Pictures were taken, a good time was had by all. Sometime around 2am or so, JohnnyXmas shows up at the door awaking Droops and I out of a dead sleep. Sometime around 4am everyone is in the room. After much talking and laughter in the dark (kinda like camp, only geekier), we all pass out.

I awake on the floor across from Iceknife. I didn't sleep very well that night, and I say I got up at about 9AM. I hang out with Xmas and his girl
Rez and we decide to head out and find food. Now, since I didn't get a nice close up view of Nashville during the day. Well, if anyone has ever been there, you know what its like. Bushwick, Brooklyn. Vagrants on almost every corner. We saw these vagrants at the hotel getting kicked out by the cops. Well, it was hardcore, the houses were shitty. The gas stations were ghettoer than I have ever seen in my life. And apparently, they don't eat. At all. And I was ready to buy a gas station corn dog. Luckily, for my own health and safety Xmas talked me out of that potentially lethal situation.

We found a Shoneys. A Shoneys with an all you can eat breakfast buffet. Oh yes, Rez, Xmas and I gorged on french toast sticks and eggs and biscuits. We did this until we were satisfied.

I arrive back at the hotel and realize I have to work the snack room.
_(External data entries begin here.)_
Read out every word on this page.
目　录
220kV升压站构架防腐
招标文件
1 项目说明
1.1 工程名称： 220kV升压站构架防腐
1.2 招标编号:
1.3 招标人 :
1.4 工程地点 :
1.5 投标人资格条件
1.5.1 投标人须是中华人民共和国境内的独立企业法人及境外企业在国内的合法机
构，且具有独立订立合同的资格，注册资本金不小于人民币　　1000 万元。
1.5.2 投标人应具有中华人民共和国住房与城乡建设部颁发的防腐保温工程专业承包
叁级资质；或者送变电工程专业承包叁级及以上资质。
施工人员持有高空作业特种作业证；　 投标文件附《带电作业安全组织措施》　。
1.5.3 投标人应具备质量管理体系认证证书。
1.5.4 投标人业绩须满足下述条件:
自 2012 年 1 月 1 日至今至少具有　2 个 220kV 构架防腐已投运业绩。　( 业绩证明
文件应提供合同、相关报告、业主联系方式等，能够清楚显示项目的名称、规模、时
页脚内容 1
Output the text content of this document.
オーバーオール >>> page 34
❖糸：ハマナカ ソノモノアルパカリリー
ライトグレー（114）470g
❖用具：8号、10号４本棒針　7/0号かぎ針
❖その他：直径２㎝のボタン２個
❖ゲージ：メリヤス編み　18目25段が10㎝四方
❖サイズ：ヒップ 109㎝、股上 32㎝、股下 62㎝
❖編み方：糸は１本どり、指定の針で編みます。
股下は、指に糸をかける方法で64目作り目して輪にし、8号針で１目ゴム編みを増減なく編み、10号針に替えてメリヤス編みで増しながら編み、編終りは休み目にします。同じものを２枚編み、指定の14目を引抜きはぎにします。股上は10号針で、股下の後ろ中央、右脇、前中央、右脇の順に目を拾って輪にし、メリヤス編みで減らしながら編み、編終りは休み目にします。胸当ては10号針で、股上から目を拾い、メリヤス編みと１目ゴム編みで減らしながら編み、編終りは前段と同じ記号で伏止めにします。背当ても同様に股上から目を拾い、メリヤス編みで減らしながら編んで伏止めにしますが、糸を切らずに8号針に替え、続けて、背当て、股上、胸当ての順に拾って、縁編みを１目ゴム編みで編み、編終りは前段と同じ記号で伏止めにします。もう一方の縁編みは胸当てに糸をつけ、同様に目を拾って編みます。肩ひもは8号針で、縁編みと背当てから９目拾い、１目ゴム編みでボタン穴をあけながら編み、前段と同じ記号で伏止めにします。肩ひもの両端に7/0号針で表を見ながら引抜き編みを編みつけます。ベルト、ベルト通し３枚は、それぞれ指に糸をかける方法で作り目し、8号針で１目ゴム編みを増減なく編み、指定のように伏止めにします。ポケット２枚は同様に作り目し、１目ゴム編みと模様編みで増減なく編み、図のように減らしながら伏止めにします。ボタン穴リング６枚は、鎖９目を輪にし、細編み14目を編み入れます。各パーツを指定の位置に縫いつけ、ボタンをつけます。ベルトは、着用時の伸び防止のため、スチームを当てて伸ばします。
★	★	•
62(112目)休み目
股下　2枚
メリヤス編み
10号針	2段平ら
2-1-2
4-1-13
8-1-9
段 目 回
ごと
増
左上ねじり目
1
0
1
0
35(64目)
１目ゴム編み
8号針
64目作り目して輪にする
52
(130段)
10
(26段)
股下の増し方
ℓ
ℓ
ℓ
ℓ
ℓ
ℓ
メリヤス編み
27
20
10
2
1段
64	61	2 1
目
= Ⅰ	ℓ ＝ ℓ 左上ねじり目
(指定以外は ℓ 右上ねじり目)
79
This big room on the 1st floor that has all sorts of free food for the phreakers and hackers. Apparently no one cared about the opening ceremony. Because I was joined by Lucky225, Aestetix and his friends, Xmas and NTheory in the snack room. At about 1pm or so, my shift was up. I got a can of alcoholic energy drink from a chick who said she knows El Jefe and noticed my handle as a PLA lackey. I snag Xmas and Rez and Cessna's brother (somehow) and we head to buy liquor in Xmas' 1991 Saturn SL-1. mc chris blasting the entire way there, we manage to get out alive. We procure whiskey, Boone's Farm mellonball and blue flavoured wine, and Jack Daniels mixers for me. A hasty retreat the hotel as I carry in enough alcohol from outside to drown a small army.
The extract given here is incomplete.